TV Kids Weekly, October 14, 2008

Producer & Managing Director

Epidem ZOT

Having roots in factual programs has given Mikael Wahlforss a great appreciation for the flexibility that fiction allows. “I really like working with original concepts, because you can invent whatever you want to,” he says. “My background is in documentaries, where you have to run around and find exactly what suits the subject. But in fiction, and especially in animated fiction, you can just decide what to show without the restriction of reality. There are no limitations but your imagination.”

Wahlforss, who founded Epidem ZOT in 1992 after a number of years of producing and directing for the Finnish company Epidem, has been putting his imagination and creativity to good use. With Epidem ZOT, he has been behind the co-development and co-production of The Hydronauts, a series about the sea environment supported by World Wildlife Fund (WWF); Spirello, animated educational music videos for kids; and Yellow Giraffe’s Animal Stories, films inspired by famous poems.

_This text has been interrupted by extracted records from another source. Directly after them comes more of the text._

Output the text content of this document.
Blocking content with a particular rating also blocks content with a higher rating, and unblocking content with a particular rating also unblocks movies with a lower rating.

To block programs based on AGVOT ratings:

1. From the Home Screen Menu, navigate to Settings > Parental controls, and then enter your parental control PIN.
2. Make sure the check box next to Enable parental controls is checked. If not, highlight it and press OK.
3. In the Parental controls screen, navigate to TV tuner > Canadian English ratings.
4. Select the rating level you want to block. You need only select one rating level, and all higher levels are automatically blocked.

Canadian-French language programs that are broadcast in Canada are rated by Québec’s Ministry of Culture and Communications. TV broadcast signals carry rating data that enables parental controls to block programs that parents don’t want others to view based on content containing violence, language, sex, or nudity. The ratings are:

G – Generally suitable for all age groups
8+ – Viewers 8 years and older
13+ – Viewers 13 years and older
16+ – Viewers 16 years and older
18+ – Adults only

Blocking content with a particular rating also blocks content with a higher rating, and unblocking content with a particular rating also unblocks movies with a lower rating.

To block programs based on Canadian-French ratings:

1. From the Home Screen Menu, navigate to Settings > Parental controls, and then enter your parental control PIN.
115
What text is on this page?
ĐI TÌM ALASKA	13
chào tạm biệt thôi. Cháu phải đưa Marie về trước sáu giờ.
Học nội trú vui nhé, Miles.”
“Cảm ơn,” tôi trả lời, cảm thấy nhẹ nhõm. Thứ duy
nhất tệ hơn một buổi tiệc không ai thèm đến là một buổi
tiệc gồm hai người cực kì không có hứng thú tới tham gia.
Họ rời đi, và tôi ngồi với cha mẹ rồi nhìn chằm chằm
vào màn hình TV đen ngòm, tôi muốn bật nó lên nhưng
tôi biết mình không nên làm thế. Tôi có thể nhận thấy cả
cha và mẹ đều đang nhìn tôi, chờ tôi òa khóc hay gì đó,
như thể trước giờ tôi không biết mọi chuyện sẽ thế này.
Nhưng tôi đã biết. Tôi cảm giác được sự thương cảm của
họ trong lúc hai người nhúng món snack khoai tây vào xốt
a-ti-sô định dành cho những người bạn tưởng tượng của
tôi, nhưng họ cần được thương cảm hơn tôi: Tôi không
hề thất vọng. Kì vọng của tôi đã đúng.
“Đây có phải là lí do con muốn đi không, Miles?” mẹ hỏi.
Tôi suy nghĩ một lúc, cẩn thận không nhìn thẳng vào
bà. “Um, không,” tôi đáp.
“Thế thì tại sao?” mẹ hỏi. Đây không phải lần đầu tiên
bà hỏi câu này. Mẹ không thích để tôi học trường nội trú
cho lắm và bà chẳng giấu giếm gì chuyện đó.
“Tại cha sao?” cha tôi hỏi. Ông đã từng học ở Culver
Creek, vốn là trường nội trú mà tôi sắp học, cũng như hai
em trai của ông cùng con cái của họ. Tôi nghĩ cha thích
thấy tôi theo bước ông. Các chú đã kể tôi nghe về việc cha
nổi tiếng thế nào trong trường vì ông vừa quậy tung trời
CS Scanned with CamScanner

The company’s latest production is RED CAPS, about a crew of elves, Santa’s dynamic helpers, who are dedicated to protecting children all over the world. “RED CAPS is an action-adventure-comedy series, but the subject in each episode has been carefully chosen to tell something about our planet. That’s why UNICEF is supporting the series.”

Epidem ZOT sees RED CAPS as a great opportunity for a range of ancillary products and services, including an electronic game, a mobile game, a board game, books, toys, an Internet club and a theme park. There’s currently a 3-D feature film in the works, The Magic Crystal, which features Yotan, a human boy, leading a mission to help Santa. Both the series and the film are co-productions with Italian outfit Cartoon One. In preproduction are NOKSU and The Conquest of England. NOKSU is aimed at 2- to 5-year-olds, following Noksu, who is in the complicated business of growing up, as he learns something new in each story. The Conquest of England is an animated special based on the Bayeux tapestry, which provides a medieval account of how England was conquered by the Normans, culminating in the Battle of Hastings in 1066.

“Hopefully our films will give children, and their parents, insights about our society. My feeling is that commissioning editors sometimes underestimate children. Kids will be interested in global questions if they are presented in an imaginative and exciting way, with humor and suspense. Entertainment can be intelligent,” says Wahlforss.